Journalist en duurzaam vervoerdeskundige Vincent Wever was voor Duitslandnieuws op de Innotrans in Berlijn. Hij spreekt Peter Bijvelds, ceo van e-bussenfabrikant Ebusco uit Deurne. Het is voor hem de eerste keer dat het bedrijf op de grootste OV-beurs ter wereld staat. “We stonden wel op de IAA, maar merkten dat de bussen een ondergeschoven kindje waren ten opzichte van de vrachtwagens. Vandaar dat we nu de Innotrans uitproberen.”
Die keuze bevalt. “De beurs is veel compacter, maar omdat het veel meer over OV gaat is de doelgroep groter. Dat is erg efficiënt voor ons.” Ebusco is er om de bestaande Duitse klanten te spreken, maar krijgt ook veel nieuwe belangstelling.”

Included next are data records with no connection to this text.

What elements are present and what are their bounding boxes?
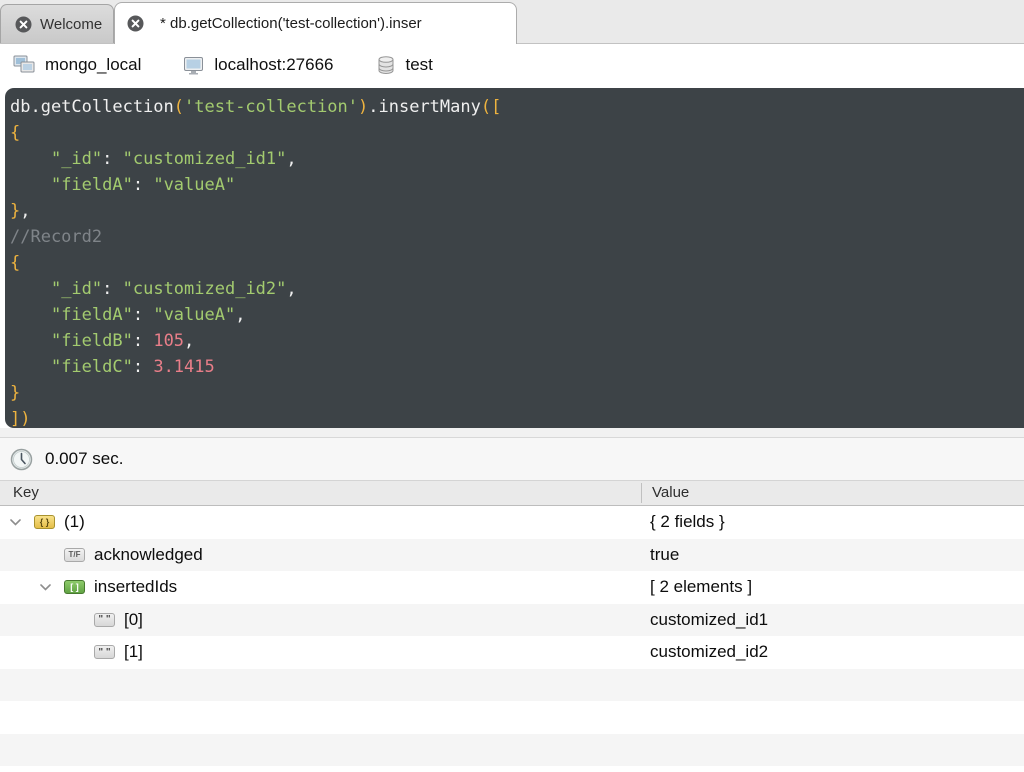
result-table-header: Key Value [0,481,1024,506]
execution-time: 0.007 sec. [45,449,124,468]
empty-row [0,766,1024,772]
array-type-icon: [ ] [64,580,85,595]
table-row[interactable]: " " [0] customized_id1 [0,603,1024,636]
table-row[interactable]: { } (1) { 2 fields } [0,506,1024,539]
empty-row [0,668,1024,701]
column-divider[interactable] [641,483,642,503]
code-line: "fieldA": "valueA", [50,305,246,325]
code-line: { [10,123,21,143]
row-key: (1) [64,512,85,532]
chevron-down-icon[interactable] [8,518,34,526]
tab-query-label: * db.getCollection('test-collection').in… [160,15,422,32]
string-type-icon: " " [94,612,115,627]
tab-welcome[interactable]: Welcome [0,4,114,43]
database-icon [376,55,396,75]
row-value: customized_id2 [650,642,769,662]
row-key: [0] [124,609,143,629]
code-line: //Record2 [10,227,103,247]
row-key: insertedIds [94,577,178,597]
panel-divider [0,428,1024,438]
code-line: db.getCollection('test-collection').inse… [10,97,502,117]
empty-row [0,701,1024,734]
code-line: "_id": "customized_id2", [50,279,297,299]
row-value: { 2 fields } [650,512,725,532]
database-name: test [405,55,433,74]
table-row[interactable]: T/F acknowledged true [0,538,1024,571]
code-line: "fieldC": 3.1415 [50,357,215,377]
query-editor[interactable]: db.getCollection('test-collection').inse… [5,88,1024,429]
row-value: [ 2 elements ] [650,577,753,597]
row-value: customized_id1 [650,609,769,629]
close-icon[interactable] [127,15,144,32]
row-value: true [650,544,680,564]
row-key: acknowledged [94,544,203,564]
code-line: { [10,253,21,273]
connection-icon [13,55,35,75]
chevron-down-icon[interactable] [38,583,64,591]
row-key: [1] [124,642,143,662]
connection-toolbar: mongo_local localhost:27666 test [0,44,1024,86]
tab-bar: Welcome * db.getCollection('test-collect… [0,0,1024,44]
code-line: "fieldA": "valueA" [50,175,236,195]
tab-welcome-label: Welcome [40,15,103,33]
tab-query[interactable]: * db.getCollection('test-collection').in… [114,2,517,44]
column-header-value[interactable]: Value [652,484,689,501]
table-row[interactable]: " " [1] customized_id2 [0,636,1024,669]
object-type-icon: { } [34,515,55,530]
code-line: } [10,383,21,403]
host-icon [183,56,204,75]
execution-time-bar: 0.007 sec. [0,438,1024,481]
result-tree: { } (1) { 2 fields } T/F acknowledged true [ ]… [0,506,1024,772]
clock-icon [10,448,33,470]
host-address: localhost:27666 [214,55,334,74]
code-line: "_id": "customized_id1", [50,149,297,169]
string-type-icon: " " [94,645,115,660]
code-line: }, [10,201,31,221]
close-icon[interactable] [15,16,32,33]
table-row[interactable]: [ ] insertedIds [ 2 elements ] [0,571,1024,604]
empty-row [0,733,1024,766]
boolean-type-icon: T/F [64,547,85,562]
column-header-key[interactable]: Key [13,484,39,501]
code-line: "fieldB": 105, [50,331,195,351]
connection-name: mongo_local [45,55,142,74]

Ebusco heeft nu zo’n 50 e-bussen rondrijden in Europa, maar dat aantal moet voordat 2018 voorbij is zijn verdubbeld. Duitsland is voor hem een erg belangrijke markt. “In München bijvoorbeeld zijn we de eerste en enige fabrikant die e-bussen mogen leveren, daar rijden we al anderhalf jaar rond.”
Nu slaat het idee van Ebusco wel aan in Duitsland
Het concept van Ebusco slaat aan in Duitsland, zegt hij. “Een hoge range vindt men belangrijk, maar ook een hoge capaciteit van passagiers en dat voor een goede prijs-kwaliteitverhouding. We merken dat Duitsland die kant op wil.” De Nederlandse bussen hoeven alleen ’s nachts op te laden en kunnen overdag doorrijden. “Wij zijn een van de weinigen die dat kunnen bieden.”
Dat heeft te maken met het feit dat Duitse steden liever geen snellaadpalen willen hebben, vertelt Bijvelds. “Ook al zouden ze het willen en kunnen betalen, men heeft er vaak geen plaats voor. Al sta je maar 10 minuten te laden, er is in steden daar vaak geen ruimte voor.”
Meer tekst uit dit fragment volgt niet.